It's both amusing and disturbing at the same time. I'm surrounded by Soviet-era designs and former Warsaw Pact military personnel, something I never would have expected when I was growing up. For me, it's still novel to interact with all this, having grown up under Ronald Reagan. Yet it's distubing, in reminding me how much the world has changed in such a short time. Many of the young soldiers I work with now were born when the old political order was ending. A helicopter is a helicopter. Bulgarian, Georgian, Turkish, Mongolian and Afghan soldiers everywhere you are? Just another day on deployment.
Then again, their time will also come, when all seems unaccountably changed.

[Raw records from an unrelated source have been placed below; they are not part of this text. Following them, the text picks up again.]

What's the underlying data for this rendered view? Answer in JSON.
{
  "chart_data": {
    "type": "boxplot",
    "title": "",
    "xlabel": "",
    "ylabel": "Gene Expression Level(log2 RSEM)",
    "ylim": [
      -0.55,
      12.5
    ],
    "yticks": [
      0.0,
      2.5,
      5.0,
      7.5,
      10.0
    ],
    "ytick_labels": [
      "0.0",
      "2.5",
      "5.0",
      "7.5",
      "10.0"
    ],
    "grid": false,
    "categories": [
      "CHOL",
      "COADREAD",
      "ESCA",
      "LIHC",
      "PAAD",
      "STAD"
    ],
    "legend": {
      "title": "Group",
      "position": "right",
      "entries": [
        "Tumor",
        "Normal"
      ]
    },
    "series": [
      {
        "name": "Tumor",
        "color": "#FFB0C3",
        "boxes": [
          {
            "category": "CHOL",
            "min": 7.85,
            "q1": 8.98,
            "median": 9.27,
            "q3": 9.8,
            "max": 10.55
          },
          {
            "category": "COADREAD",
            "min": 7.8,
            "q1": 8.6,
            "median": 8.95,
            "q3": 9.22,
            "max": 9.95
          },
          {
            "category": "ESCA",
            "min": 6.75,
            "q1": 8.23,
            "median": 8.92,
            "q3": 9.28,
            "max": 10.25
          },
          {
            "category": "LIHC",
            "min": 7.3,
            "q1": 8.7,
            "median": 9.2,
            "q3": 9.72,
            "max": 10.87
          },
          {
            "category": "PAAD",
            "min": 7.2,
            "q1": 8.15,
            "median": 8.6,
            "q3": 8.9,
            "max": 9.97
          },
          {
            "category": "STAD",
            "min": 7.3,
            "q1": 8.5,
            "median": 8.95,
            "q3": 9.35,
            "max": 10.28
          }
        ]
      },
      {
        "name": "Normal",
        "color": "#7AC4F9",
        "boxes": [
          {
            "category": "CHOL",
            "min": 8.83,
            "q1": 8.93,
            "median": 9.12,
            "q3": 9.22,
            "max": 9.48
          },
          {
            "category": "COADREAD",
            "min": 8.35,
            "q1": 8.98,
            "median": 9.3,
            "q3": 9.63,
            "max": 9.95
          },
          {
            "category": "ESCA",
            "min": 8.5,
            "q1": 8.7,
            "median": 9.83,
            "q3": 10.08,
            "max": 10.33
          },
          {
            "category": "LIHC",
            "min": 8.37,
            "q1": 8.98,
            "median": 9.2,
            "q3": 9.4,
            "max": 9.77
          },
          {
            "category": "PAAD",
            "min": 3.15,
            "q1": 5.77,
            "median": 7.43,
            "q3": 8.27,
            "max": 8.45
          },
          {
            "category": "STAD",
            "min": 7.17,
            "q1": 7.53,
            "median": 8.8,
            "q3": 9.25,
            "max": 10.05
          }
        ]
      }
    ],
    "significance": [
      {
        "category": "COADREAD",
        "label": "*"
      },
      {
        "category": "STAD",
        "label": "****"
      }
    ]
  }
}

In the meantime, I'm hoping to see again what I caught a brief glimpse of (what a day to not have my camera with me) passing overhead last week:
A Hind heading out towards the mountains around Kabul. And if I have the good fortune to catch one landing at the field less than a quarter-mile away, some aircrew is going to be pestered by a middle-aged American with a camera until they give in.
2 comments:
I once saw a film clip of one of these being hit by a Stinger. The entire cockpit turned into a fireball and the thing just kept limping along in the air for a while, as though it were Wile E. Coyote over a canyon. Didn't look too pleasant for the pilot.
Papa Whiskey,
The Hips seem to be the workhorse helicopter around here. I'd bet they're rugged as hell, but given the nationalities flying them over here, I'd be reluctant to get in one that's actually flying somewhere.